First Lady Michelle Obama will urge mothers and veterans to get their families enrolled. Vice President Joe Biden will host a nationwide conference call with nurses to enlist them in the effort to spread the word. Cabinet members will fan out across the country, lobbying constituent groups to prod their members into action.
Those efforts will be augmented by a Madison Avenue-style ad campaign by insurance companies, which officials say are poised to spend $1 billion or more to attract millions of new customers. Some of the ads are likely to be aimed at young people, many of whom are uninsured but healthy — and great for the insurance companies’ bottom line.
Liberal advocacy groups have also begun to organize door-to-door canvassing much as they did on behalf of Obama’s two presidential campaigns.
The goal is to persuade many of today’s 48 million uninsured to sign up for insurance on the new exchanges created by the law. But even as Obama’s campaign accelerates, Republicans at all political levels are working against the law. The Republican National Committee has begun what it calls a monthlong “awareness campaign,” with a TV booking operation to make sure that pundits opposed to the law are always available to counter its boosters. A Republican committee website counts down the days, hours, minutes and seconds until what it calls the “Obamacare Train Wreck.”

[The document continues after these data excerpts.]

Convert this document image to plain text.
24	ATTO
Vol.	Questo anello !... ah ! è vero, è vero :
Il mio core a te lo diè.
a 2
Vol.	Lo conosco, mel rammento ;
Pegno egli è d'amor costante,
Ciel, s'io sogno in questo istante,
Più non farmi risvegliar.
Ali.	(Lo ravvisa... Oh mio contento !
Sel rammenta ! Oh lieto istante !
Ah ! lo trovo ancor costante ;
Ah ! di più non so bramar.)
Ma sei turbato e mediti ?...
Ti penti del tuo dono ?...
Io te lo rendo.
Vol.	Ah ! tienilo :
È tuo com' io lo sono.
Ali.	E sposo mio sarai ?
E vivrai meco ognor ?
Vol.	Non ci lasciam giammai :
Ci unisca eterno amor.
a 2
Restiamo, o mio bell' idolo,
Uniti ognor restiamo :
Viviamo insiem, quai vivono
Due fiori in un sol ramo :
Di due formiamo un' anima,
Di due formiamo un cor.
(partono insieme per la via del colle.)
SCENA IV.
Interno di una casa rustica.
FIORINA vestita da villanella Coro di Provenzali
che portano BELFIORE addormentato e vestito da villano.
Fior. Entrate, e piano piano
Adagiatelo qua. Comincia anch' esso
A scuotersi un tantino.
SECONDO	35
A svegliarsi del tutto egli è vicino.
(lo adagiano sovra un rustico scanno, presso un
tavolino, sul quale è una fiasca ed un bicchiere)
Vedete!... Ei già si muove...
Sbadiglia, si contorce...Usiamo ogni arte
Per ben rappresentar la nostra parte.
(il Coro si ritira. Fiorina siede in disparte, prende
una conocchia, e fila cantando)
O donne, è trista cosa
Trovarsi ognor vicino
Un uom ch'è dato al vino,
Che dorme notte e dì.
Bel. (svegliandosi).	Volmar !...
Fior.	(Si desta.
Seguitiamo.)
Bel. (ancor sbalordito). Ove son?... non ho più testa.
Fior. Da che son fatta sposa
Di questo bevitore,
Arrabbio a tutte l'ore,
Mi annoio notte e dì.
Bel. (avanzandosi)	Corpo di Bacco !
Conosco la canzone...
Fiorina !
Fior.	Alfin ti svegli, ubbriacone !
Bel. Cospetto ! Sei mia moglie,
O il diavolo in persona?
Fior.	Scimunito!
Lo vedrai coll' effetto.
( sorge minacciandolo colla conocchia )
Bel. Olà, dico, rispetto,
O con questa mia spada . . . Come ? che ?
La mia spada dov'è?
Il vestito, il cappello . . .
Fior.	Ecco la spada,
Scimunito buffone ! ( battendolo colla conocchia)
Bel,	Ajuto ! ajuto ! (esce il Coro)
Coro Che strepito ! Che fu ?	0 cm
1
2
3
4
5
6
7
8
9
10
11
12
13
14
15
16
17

Republican state and local officials are trying to thwart the administration’s enrollment efforts by imposing restrictions and requirements on volunteers. The Heritage Action Fund organized a “Defund Obamacare” bus tour this summer that helped convince House Republicans to threaten to shut down the government and risk a default unless financing for the law is eliminated.
‘Everything in our power’
White House officials call the GOP efforts a “sabotage campaign” and concede that the assault on the law will make it harder to persuade people to sign up for insurance. In Florida, Ohio and Missouri, state officials have already moved to undercut efforts to enroll people in coverage. In Georgia, the state insurance commissioner, Ralph T. Hudgens, has said he will do “everything in our power to be an obstructionist.”
White House aides are betting that support from celebrities like Jennifer Hudson, Kal Penn and Amy Poehler will be more influential than Republican politicians. Singer Katy Perry, who has 45 million Twitter followers (more than Obama’s 37 million) urged followers to check out the options at last month’s Video Music Awards ceremonies.
“So we’re on our way to make sure that health care is affordable for every single American,” Obama told volunteers last week. “But that only happens with all of you.”